OpenVLThinkerV2: A Generalist Multimodal Reasoning Model for Multi-domain Visual Tasks

Abstract

Group Relative Policy Optimization (GRPO) has emerged as the de facto Reinforcement Learning (RL) objective driving recent advancements in Multimodal Large Language Models. However, extending this success to open-source multimodal generalist models remains heavily constrained by two primary challenges: the extreme variance in reward topologies across diverse visual tasks, and the inherent difficulty of balancing fine-grained perception with multi-step reasoning capabilities. To address these issues, we introduce Gaussian GRPO (G$^2$RPO), a novel RL training objective that replaces standard linear scaling with non-linear distributional matching. By mathematically forcing the advantage distribution of any given task to strictly converge to a standard normal distribution, $\mathcal{N}(0,1)$, G$^2$RPO theoretically ensures inter-task gradient equity, mitigates vulnerabilities to heavy-tail outliers, and offers symmetric update for positive and negative rewards.

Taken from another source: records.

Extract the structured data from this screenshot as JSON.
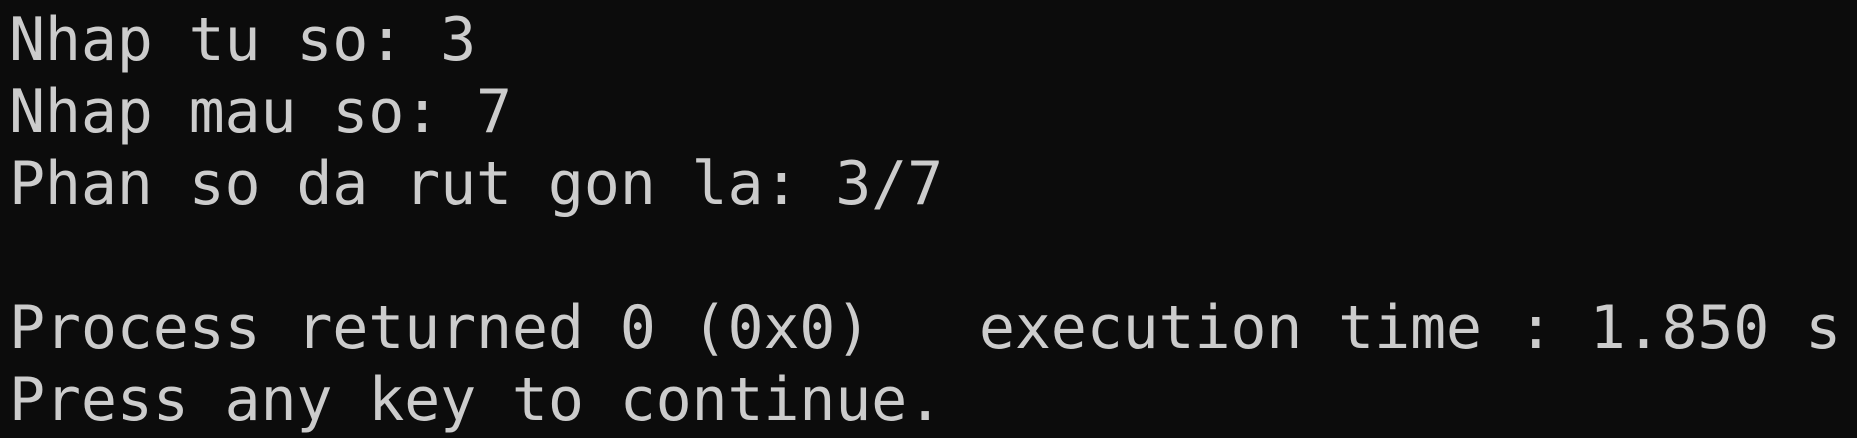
{
  "console": {
    "background": "#0c0c0c",
    "foreground": "#cccccc",
    "lines": [
      "Nhap tu so: 3",
      "Nhap mau so: 7",
      "Phan so da rut gon la: 3/7",
      "",
      "Process returned 0 (0x0)   execution time : 1.850 s",
      "Press any key to continue."
    ]
  }
}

Leveraging the enhanced training stability provided by G$^2$RPO, we introduce two task-level shaping mechanisms to seamlessly balance perception and reasoning. First, response length shaping dynamically elicits extended reasoning chains for complex queries while enforce direct outputs to bolster visual grounding. Second, entropy shaping tightly bounds the model's exploration zone, effectively preventing both entropy collapse and entropy explosion. Integrating these methodologies, we present OpenVLThinkerV2, a highly robust, general-purpose multimodal model. Extensive evaluations across 18 diverse benchmarks demonstrate its superior performance over strong open-source and leading proprietary frontier models.

Figures (8)

• Figure 1: Performance improvement (relative) of OpenVLThinkerV2 over its baseline Qwen3-VL-Instruct-8B across diverse visual tasks.
• Figure 2: Comparison of advantage formulations against previous methods. By enforcing a Gaussian topology, G$^2$RPO provides 1) intrinsic robustness to outliers, 2) symmetric updates for positive and negative rewards, and 3) uniform variance across diverse tasks.
• Figure 3: Comparison of response length dynamics during training. G$^2$RPO effectively encourage early convergence. a) It scales up reasoning length for complex question. b) It reduces overthinking for visual-centric tasks, enhancing perceptual grounding and mitigating hallucinations. c) For both reasoning and perception heavy tasks, the generation length stabilizes within an optimal range, effectively balancing both capabilities.
• Figure 4: Effect of task-level entropy shaping. G$^2$RPO effectively prevents entropy explosion for reasoning-centric tasks and OOD task (spatial reasoning) while concurrently mitigating entropy collapse in vision-centric tasks.
• Figure 5: Average Accuracy Reward Comparison across all tasks on the Validation set during Training. G$^2$RPO demonstrates stable and superior performance overall.